The 2005 Bankruptcy law, known BAPCPA or sometimes BARF, was designed to make bankruptcy much more painful for families making over the average income in each state. For Virginia, in the summer of 2018, that's $103,549 for a family of 4. Or $111,949 for a family of five.
The bankruptcy means test determines whether families making over that average income can be eligible for Chapter 7 anyway. And if not eligible anyway, how much they have to pay for five years in a Chapter 13.
The means test formula is arbitrary, and was designed to be arbitrary, because Congress, and the credit card companies, thought that bankruptcy judges were too easy.
Most families around here, making too much to get approved for Chapter 7, end up failing at Chapter 13. Without careful planning the means test will put you into a Chapter 13 plan that you are never going to be able to afford for five years.
Here's one example where careful planning can make all the difference.
John and Tanya is live Woodbridge in a house they own with two children. John is stationed at Joint Base Andrews; Tanya is home with the kids, one child needing special attention.
Trying to handle the debts, they have gotten by as a one car family, and John's car now has 110,000 file on it.
If John and Tanya go into Chapter 13 now, they get a budget allowance of $497 for the car payment (regardless of what the payment really is) and $221 for gasoline, car repair and car insurance. It will be impossible for John to hold his car operating expenses, gas, repairs, insurance, below $221 for five years on a car that already has 110,000 miles.
If they come to talk to me before their credit is totally shot, I can point out to them that they are much more likley to survive Chapter 13 for five years, if they go out and get a low payment second car now.
If Tanya can buy a brand new Nissan Versa, sale price $13,500, at 4.5% for five years, that payment is $227.00 monthly.
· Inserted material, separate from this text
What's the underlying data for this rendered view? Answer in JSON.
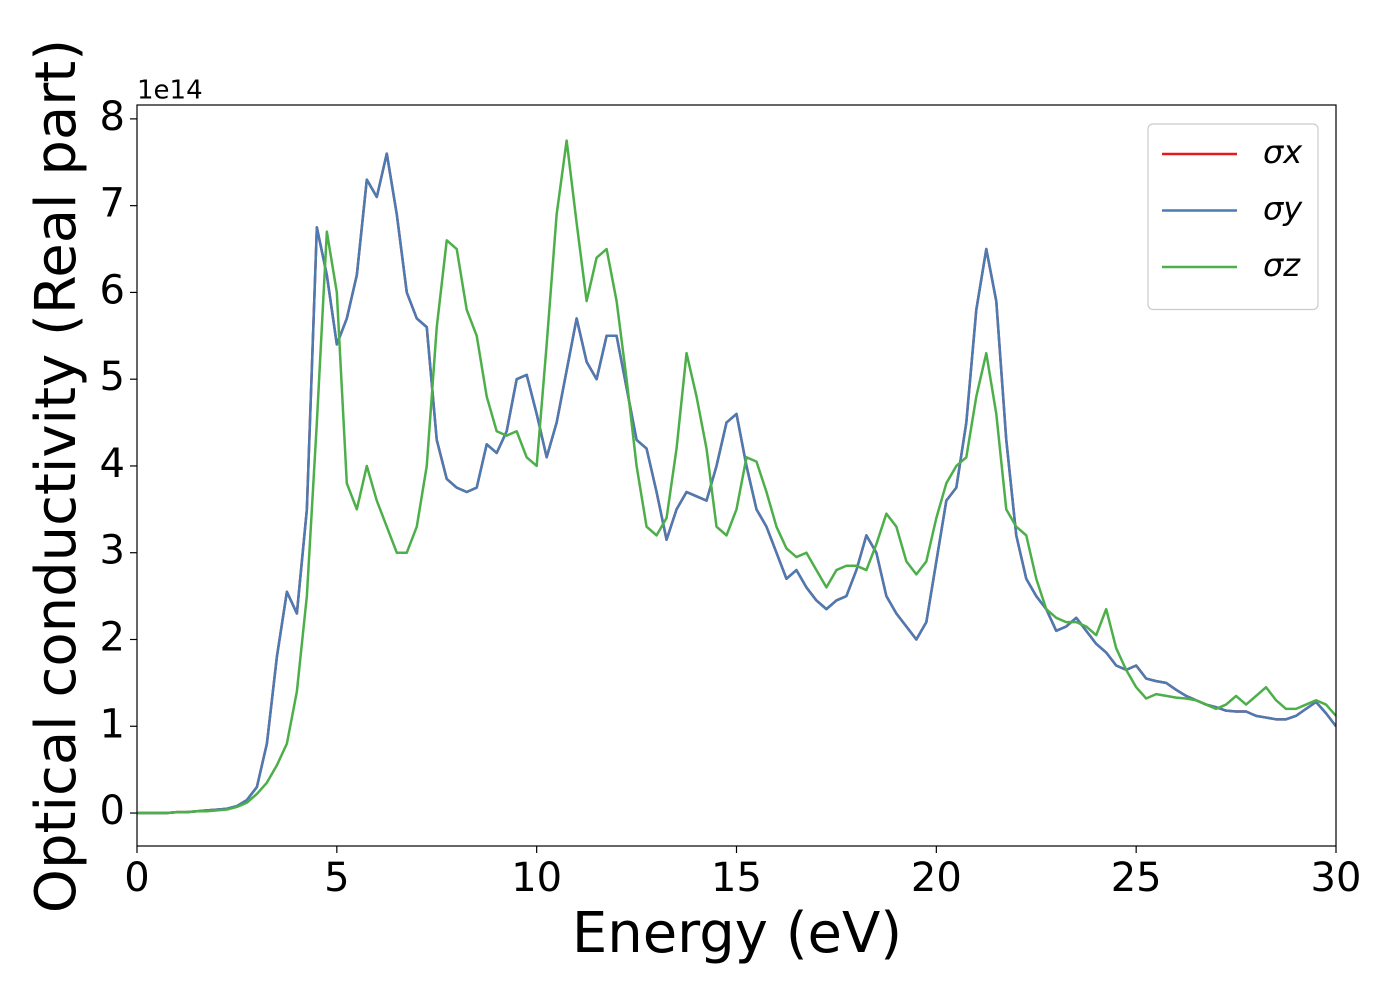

That $227 payment counts as $497 on the means test. That frees up for the family budget $270 a month. (That's $497 means test ownership allowance, minus the $227 actual payment.) That $270.00 can go to pay things like sports for the kids, which the means test budget does not allow.
And they get a second $221 monthly for operating expenses. If John drives the new Nissan Versa to work, and Tanya takes the older car for errands around town, they have some chance of holding their gasoline, repair and insurance below the new total operating allowance of $442.
(I should note here that it's illegal for me to tell John and Tonya to go out and finance a car. But it's legal for me to tell them that it's legal for them to do it.)
People say that bankruptcy should be a last resort. But you don't want it to be a last minute, last resort. Careful planning is very important for getting the best result.